Herzog domina o material de seu ofício. As sequências são compostas com a precisa intenção de poluir as situações dramáticas com a sordidez do mundo encenado. A luz, muitas vezes excessivamente clara, suja ainda mais o quadro e revela as entranhas desse ambiente. As relações de Terence com os demais personagens são contaminadas por seus desvarios interiores. Vemos o mundo através da visão dele. Tudo nos parece fora de lugar, errado e mesmo assim acreditamos piamente que esse é o nosso mundo, que tudo o que está na tela está acontecendo na esquina mais próxima e em qualquer grande cidade do planeta.
Terence não é mau nem bom. Suas ações e reações são compostas como um simples estar no mundo. Ele não sabe qual é a verdade do que o cerca, não quer entender nada, apenas segue a diante. Os tipos à sua volta são tão tortos quanto ele. A naturalidade das ações dos personagens é outro ponto forte. A prostituta vivida pela estonteante Eva Mendes namora Terence sem que seu trabalho seja questionado na relação.

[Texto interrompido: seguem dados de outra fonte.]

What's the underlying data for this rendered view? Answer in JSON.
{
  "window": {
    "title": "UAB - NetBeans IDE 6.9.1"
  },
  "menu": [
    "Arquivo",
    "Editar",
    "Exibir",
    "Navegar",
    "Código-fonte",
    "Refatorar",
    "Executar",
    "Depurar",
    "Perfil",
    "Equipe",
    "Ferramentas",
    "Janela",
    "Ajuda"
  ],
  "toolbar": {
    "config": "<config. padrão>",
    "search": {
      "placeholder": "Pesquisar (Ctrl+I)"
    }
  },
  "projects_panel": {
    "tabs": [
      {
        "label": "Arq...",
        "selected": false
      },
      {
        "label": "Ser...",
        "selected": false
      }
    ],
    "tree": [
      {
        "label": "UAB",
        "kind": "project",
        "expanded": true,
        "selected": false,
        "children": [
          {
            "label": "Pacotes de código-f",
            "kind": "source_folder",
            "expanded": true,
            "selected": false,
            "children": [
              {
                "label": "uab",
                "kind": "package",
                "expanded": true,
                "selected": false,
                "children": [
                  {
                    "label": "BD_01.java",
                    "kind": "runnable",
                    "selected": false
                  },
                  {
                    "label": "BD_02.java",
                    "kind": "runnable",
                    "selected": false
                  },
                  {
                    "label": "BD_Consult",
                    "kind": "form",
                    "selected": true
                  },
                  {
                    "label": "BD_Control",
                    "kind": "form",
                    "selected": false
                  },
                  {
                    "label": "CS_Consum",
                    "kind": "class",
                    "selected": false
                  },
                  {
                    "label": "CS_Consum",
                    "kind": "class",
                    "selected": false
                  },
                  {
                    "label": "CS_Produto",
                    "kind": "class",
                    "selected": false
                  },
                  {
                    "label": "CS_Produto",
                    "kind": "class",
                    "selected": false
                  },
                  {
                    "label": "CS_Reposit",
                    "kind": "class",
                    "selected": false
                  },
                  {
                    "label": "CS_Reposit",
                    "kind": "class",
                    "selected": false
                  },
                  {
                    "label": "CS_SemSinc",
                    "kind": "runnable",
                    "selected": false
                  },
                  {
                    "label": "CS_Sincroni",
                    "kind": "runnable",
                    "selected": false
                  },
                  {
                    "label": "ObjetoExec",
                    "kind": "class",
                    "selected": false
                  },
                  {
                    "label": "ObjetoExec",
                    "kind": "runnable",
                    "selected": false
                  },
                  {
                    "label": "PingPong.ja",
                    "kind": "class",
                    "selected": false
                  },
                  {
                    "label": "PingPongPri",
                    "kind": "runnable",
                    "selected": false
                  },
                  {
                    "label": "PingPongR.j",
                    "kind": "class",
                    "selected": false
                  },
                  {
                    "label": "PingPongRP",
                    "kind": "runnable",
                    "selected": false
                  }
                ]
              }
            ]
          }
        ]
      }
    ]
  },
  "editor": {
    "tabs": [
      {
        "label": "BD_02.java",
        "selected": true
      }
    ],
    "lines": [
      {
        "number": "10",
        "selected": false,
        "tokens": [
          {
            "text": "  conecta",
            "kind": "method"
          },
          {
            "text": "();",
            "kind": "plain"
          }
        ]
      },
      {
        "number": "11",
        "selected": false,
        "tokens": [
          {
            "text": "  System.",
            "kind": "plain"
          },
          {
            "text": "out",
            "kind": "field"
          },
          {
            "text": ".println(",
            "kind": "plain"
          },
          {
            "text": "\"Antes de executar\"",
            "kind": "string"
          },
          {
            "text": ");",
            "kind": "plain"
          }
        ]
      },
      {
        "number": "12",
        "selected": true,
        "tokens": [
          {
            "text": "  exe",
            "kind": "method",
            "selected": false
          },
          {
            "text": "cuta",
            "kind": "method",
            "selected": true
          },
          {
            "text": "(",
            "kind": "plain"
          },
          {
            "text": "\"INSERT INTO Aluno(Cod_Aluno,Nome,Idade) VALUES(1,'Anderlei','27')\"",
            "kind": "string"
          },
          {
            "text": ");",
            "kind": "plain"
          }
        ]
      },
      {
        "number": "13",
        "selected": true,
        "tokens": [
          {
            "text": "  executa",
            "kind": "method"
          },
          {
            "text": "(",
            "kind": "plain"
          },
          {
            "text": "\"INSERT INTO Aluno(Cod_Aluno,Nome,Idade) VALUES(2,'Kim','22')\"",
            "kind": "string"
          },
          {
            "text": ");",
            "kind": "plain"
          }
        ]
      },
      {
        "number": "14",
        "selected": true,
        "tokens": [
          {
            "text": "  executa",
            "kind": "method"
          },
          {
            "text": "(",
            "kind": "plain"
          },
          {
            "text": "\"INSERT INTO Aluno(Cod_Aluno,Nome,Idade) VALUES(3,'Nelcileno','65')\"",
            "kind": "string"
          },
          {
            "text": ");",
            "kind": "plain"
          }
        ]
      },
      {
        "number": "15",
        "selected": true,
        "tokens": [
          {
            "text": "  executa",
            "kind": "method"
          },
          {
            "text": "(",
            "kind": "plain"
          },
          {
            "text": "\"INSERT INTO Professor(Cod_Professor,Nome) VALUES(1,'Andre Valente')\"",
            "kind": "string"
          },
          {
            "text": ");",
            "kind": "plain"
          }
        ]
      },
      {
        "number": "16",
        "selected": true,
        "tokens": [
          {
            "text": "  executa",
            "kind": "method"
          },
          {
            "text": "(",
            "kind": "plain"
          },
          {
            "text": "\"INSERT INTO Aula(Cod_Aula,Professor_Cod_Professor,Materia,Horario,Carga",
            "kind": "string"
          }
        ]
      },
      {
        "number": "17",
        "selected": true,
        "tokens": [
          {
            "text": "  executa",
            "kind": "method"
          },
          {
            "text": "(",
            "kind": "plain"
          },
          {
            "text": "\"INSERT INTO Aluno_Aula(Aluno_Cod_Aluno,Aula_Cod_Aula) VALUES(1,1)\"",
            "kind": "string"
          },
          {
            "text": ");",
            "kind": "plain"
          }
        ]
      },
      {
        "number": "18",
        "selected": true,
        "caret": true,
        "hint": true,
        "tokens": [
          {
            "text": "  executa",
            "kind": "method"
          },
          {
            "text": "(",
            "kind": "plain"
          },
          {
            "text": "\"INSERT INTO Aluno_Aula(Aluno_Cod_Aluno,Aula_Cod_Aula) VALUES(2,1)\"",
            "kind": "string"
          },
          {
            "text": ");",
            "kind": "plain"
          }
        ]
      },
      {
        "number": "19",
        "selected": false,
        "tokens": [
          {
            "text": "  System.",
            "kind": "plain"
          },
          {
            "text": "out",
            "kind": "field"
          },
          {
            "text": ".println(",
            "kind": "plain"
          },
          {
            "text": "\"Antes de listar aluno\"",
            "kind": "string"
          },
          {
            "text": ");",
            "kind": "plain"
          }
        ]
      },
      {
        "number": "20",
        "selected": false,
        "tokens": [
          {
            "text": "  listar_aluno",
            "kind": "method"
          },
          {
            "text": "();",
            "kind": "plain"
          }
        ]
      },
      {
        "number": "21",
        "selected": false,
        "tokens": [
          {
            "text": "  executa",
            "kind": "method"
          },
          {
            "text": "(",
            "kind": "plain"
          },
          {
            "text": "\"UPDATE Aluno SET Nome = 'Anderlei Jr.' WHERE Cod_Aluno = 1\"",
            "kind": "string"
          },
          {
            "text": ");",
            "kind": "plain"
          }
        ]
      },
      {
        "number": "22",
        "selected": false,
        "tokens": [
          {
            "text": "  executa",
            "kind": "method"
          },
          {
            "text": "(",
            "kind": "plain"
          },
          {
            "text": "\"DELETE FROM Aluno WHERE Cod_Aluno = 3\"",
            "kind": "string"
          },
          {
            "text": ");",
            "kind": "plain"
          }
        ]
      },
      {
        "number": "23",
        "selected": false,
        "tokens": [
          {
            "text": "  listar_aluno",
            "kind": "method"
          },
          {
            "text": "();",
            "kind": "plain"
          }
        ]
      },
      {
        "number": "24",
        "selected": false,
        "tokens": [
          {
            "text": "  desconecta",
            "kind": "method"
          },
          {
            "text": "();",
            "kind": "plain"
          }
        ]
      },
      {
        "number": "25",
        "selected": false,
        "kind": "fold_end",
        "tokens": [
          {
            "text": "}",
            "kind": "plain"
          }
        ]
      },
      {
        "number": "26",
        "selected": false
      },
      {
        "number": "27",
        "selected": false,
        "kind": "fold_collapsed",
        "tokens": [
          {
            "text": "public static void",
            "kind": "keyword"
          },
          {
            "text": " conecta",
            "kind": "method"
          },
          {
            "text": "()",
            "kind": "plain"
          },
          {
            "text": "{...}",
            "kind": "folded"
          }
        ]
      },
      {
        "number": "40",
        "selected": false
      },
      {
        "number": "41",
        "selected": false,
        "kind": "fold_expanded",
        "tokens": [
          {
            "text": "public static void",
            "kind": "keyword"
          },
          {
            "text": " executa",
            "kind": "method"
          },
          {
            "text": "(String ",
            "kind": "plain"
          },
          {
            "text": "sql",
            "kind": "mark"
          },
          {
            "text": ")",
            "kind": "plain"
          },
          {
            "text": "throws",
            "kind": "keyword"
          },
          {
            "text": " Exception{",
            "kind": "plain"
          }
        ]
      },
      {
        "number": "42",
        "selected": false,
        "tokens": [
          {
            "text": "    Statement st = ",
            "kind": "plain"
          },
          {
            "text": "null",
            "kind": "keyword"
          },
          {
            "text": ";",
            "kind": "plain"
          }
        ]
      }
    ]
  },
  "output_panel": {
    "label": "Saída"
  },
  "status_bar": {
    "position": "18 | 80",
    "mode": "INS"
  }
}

A ternura entre os dois é sincera e não calculada, surge da necessidade de estar ao lado de alguém, mesmo que essa necessidade não seja algo nobre a ser buscado, apenas um remédio para a sobrevivência.
Os métodos do tenente, sua impaciência, obsessões e vícios são registrados por Herzog com naturalidade. A banalidade de suas vicissitudes serve para apimentar o cinismo do discurso do cineasta. Irônico, Herzog tinge diversas passagens do longa com um humor irresponsável que é pura refração da hipocrisia social que impera. A afirmação da essência distorcida de Terence, a consolidação de sua identidade é a crítica social direta e sem pieguice que o diretor faz.
Herzog despreza moralismos na mesma proporção de se sente desconfortável com os males do mundo. Ele não faz discursos panfletários, apenas registra de forma intensa o pulsar das coisas, a falta de direção dos seres e a incapacidade do Estado de oferecer qualquer mediação nesse processo. Tudo isso nos chega pela forma como Herzog penetra os ritmos e as sensações das experiências de seus personagens.
O pano de fundo de “Vício Frenético”, a cidade de Nova Orleans, a sociedade norte-americana e a calamidade provocada pelo Katrina, também fazem parte da sofisticação do discurso de Herzog. Desde o torpor das autoridades, o descaso com a população pobre (principalmente negros e imigrantes) e a alienação consumista da elite branca (os jovens atacados por Terence na saída de um clube noturno) fazem parte do material fílmico do longa sem que sejam elementos perturbadores da fluência e sim pequenos resíduos da realidade encenada.
Werner Herzog afirma não ter assistido ao “Vício Frenético” dirigido por Abel Ferrara em 1992. Embora seja mais um entre tantos ótimos trabalhos de Ferrara, o registro que Herzog usa em seu filme é totalmente distinto daquele usado pelo diretor americano nos anos 90. Enquanto Ferrara atirava seu protagonista em um turbilhão de sofrimentos e angustia em que culpa e redenção guiavam o desespero encenado, Herzog abusa do cinismo e da sujeira das imagens para tecer seus comentários ácidos e desprovidos de qualquer moralidade. Dois grandes cineastas e dois grandes filmes.